En l’espèce, M. [H] a prévenu son employeur à 20h45 “qu’il avait très mal au dos et n’arrivait plus à bouger”. Ce dernier a appelé les pompiers qui sont intervenus à l’arrêt de bus à 21h10 et ont décidé de le conduire aux urgences de l’hôpital Antoine Béclère où ils sont arrivés à 21h29, le salarié ayant été pris en charge à 21h38. Le certificat médical intial établi le 14 août 2022 par le Docteur [M] [Y] fait état d’une “sciatalgie intense des deux membres inférieurs sans déficit neurologique” et a prescrit un arrêt de travail jusqu’au 19 août 2022 inclus.
Pour justifier du fait accidentel, le salarié verse l’attestation d’intervention du SDIS des Yvelines mentionnant dans le bilan circonstancié de prise en charge “douleur lombaire aiguë accentuée à la mobilisation” ainsi qu’une étude ergonomique au poste de conducteur de bus électrique publiée en mars 2024 suite à une étude réalisée à compter du mois de novembre 2023, au soutien de son affirmation selon laquelle les bus électriques sont connus pour avoir des fauteuils non adaptés avec de mauvaises suspensions et que la douleur ressentie est en lien avec le travail en raison de la position de conduite et des secousses au long des trajets.
Pour refuser la prise en charge, la commission de recours amiable fait état dans sa séance du 13 avril 2023 qu’un fait accidentel soudain et précis n’est pas établi et que le salarié a écrit dans son questionnaire ressentir des douleurs en bas du dos depuis le début de semaine (08 août 2022).
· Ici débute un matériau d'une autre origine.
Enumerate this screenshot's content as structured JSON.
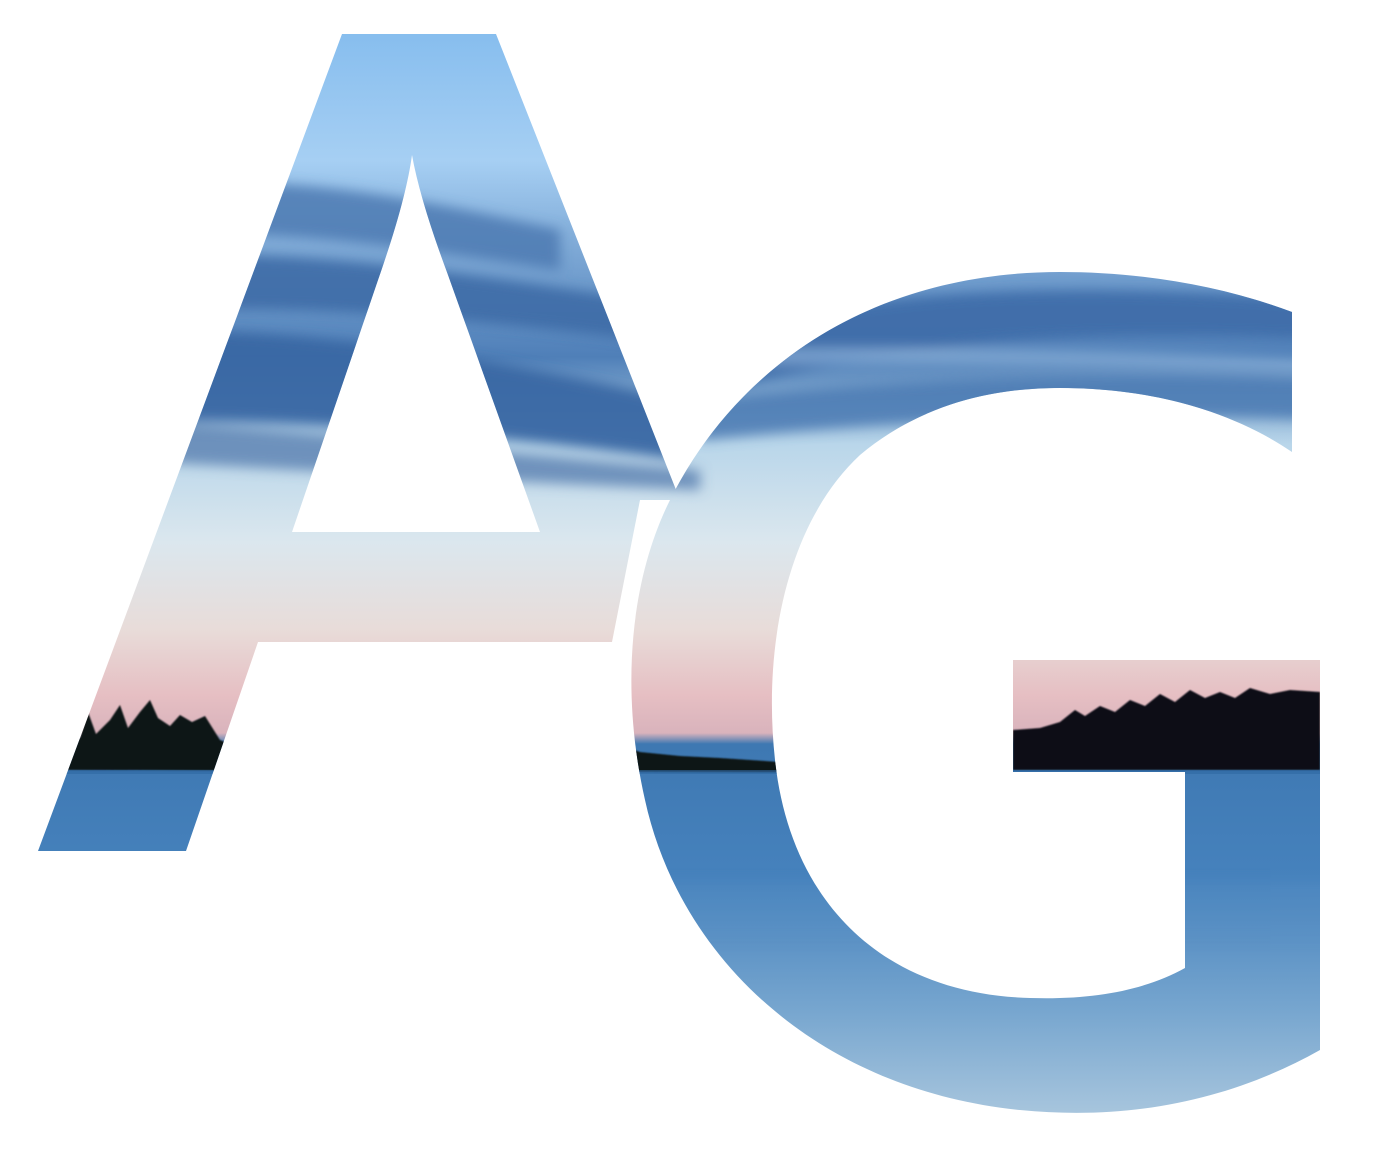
{
  "artwork": {
    "letters": [
      "A",
      "G"
    ],
    "palette": {
      "sky_top": "#8fc2ef",
      "sky_light": "#a9d1f2",
      "cloud_dark": "#3d6aa3",
      "cloud_mid": "#5a86bd",
      "horizon_pale": "#dfe8ee",
      "horizon_pink": "#e6c2c4",
      "treeline": "#0d1016",
      "water_deep": "#3f7bb6",
      "water_light": "#a9c6dc",
      "background": "#ffffff"
    }
  }
}
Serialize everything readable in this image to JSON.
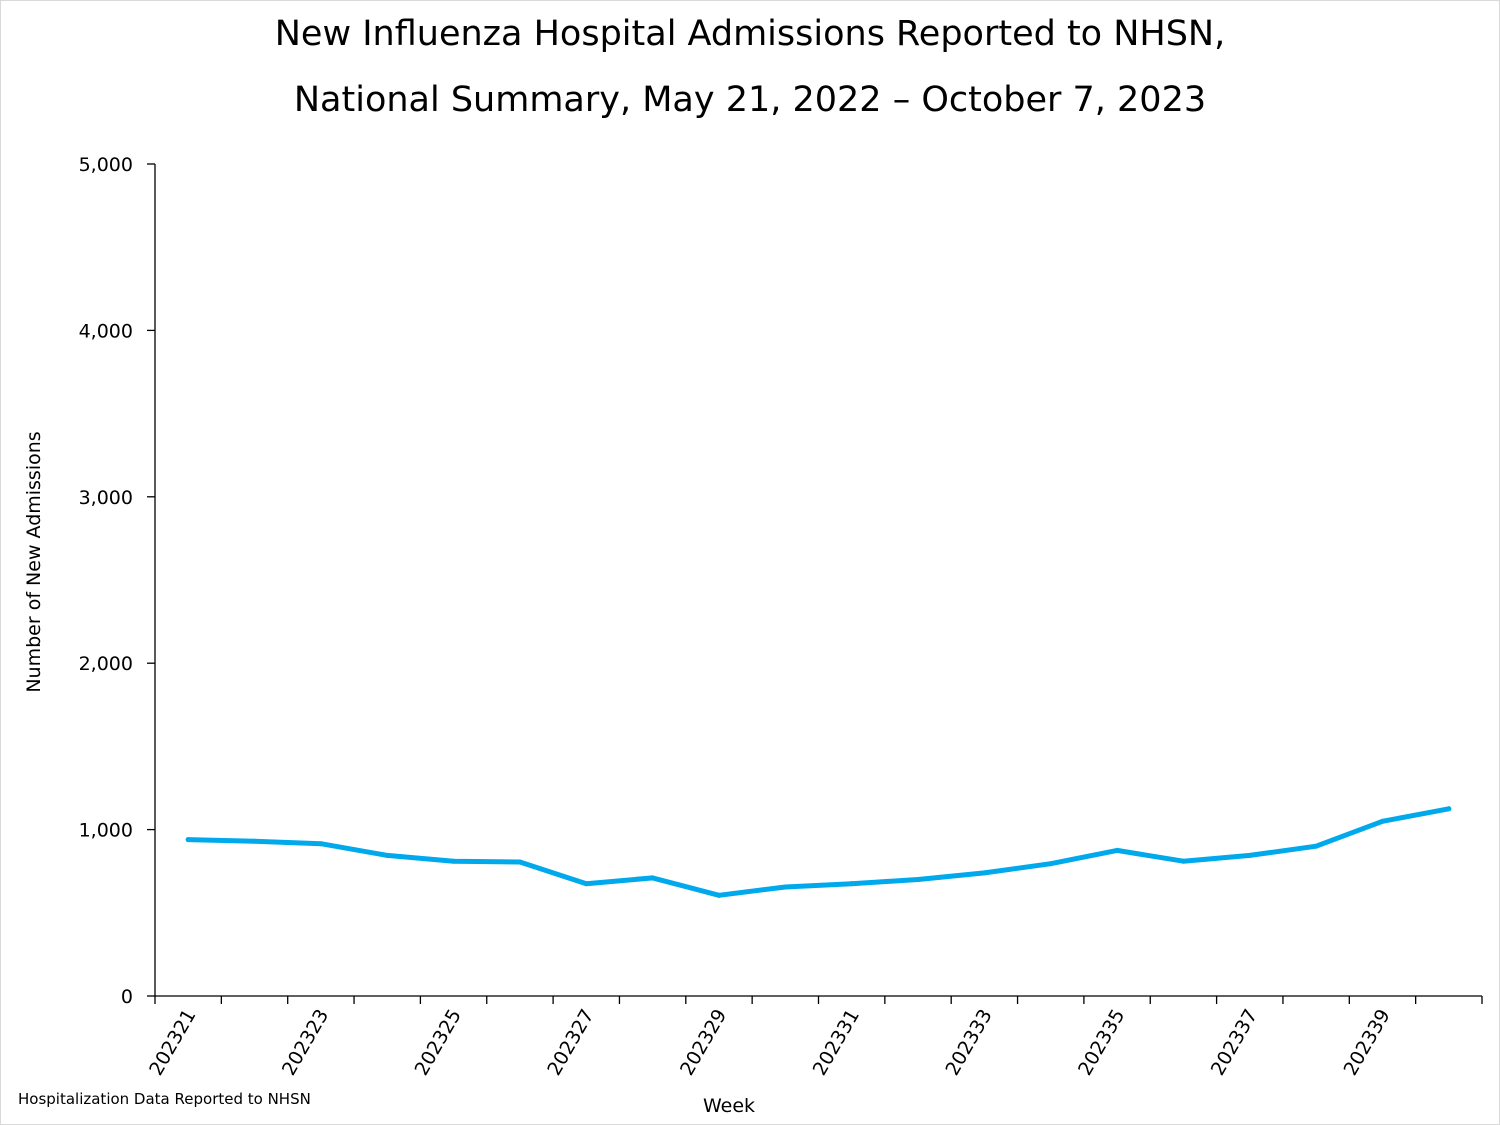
{
  "chart_data": {
    "type": "line",
    "title_line1": "New Influenza Hospital Admissions Reported to NHSN,",
    "title_line2": "National Summary, May 21, 2022 – October 7, 2023",
    "xlabel": "Week",
    "ylabel": "Number of New Admissions",
    "ylim": [
      0,
      5000
    ],
    "yticks": [
      "0",
      "1,000",
      "2,000",
      "3,000",
      "4,000",
      "5,000"
    ],
    "grid": false,
    "x": [
      "202321",
      "202322",
      "202323",
      "202324",
      "202325",
      "202326",
      "202327",
      "202328",
      "202329",
      "202330",
      "202331",
      "202332",
      "202333",
      "202334",
      "202335",
      "202336",
      "202337",
      "202338",
      "202339",
      "202340"
    ],
    "xtick_labels": [
      "202321",
      "202323",
      "202325",
      "202327",
      "202329",
      "202331",
      "202333",
      "202335",
      "202337",
      "202339"
    ],
    "series": [
      {
        "values": [
          940,
          930,
          915,
          845,
          810,
          805,
          675,
          710,
          605,
          655,
          675,
          700,
          740,
          795,
          875,
          810,
          845,
          900,
          1050,
          1125
        ],
        "color": "#00a9ec"
      }
    ],
    "footnote": "Hospitalization Data Reported to NHSN"
  }
}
Compte tenu de cette antériorité elle considère que le salarié ne démontre pas que les faits du 13 août 2022 soient à l’origine directe et exclusive des lésions décrites dans le certificat médical.
Il résulte de ces éléments que si M. [H] justifie que l’employeur a été alerté par le médecin du travail sur des douleurs lombaires et cervicales lors de la conduite des bus électriques celle-ci est intervenue plus d’un an après la déclaration de l’accident du travail du salarié, et qu’il n’en demeure pas moins que la victime qui était en train de conduire, n’établit pas l’existence d’un évènement précis caractérisant un fait accidentel, mais plusieurs évènements ayant entraîné une dégradation progressive de son état de santé physique relevant plutôt, comme l’a justement indiqué la commission de recours amiable, d’une maladie professionnelle mais non d’un accident du travail, invitant la victime à faire une déclaration en ce sens.
Dans ces conditions, il convient de dire bien fondée la décision de la CPAM de refus de prise en charge au titre de la législation professionnelle de l’accident dont aurait été victime M. [H] et de confirmer la décision de la commission de recours amiable.
En conséquence, M. [H] sera débouté de l’ensemble de ses demandes.
Sur les frais du procès,
Conformément à l’article 696 du code de procédure civile, les dépens seront laissés à la charge de M. [H] qui sera débouté de sa demande d’indemnité formulée au titre de l’article 700 du même code.
PAR CES MOTIFS
Le Tribunal, statuant publiquement, par jugement contradictoire, rendu en premier ressort :
Déboute M. [X] [H] de l’intégralité de ses demandes ;
Dit bien fondée la décision de la caisse primaire d’assurance maladie des Yvelines de refus de prise en charge au titre de la législation professionnelle de l’accident dont aurait été victime M. [X] [H] le 13 août 2022 et, en conséquence, confirme la décision de la commission de recours amiable en date du 13 avril 2023 ;
Laisse les dépens à la charge de M. [X] [H] ;
Dit que tout appel de la présente décision doit être interjeté dans le mois de sa notification, à peine de forclusion.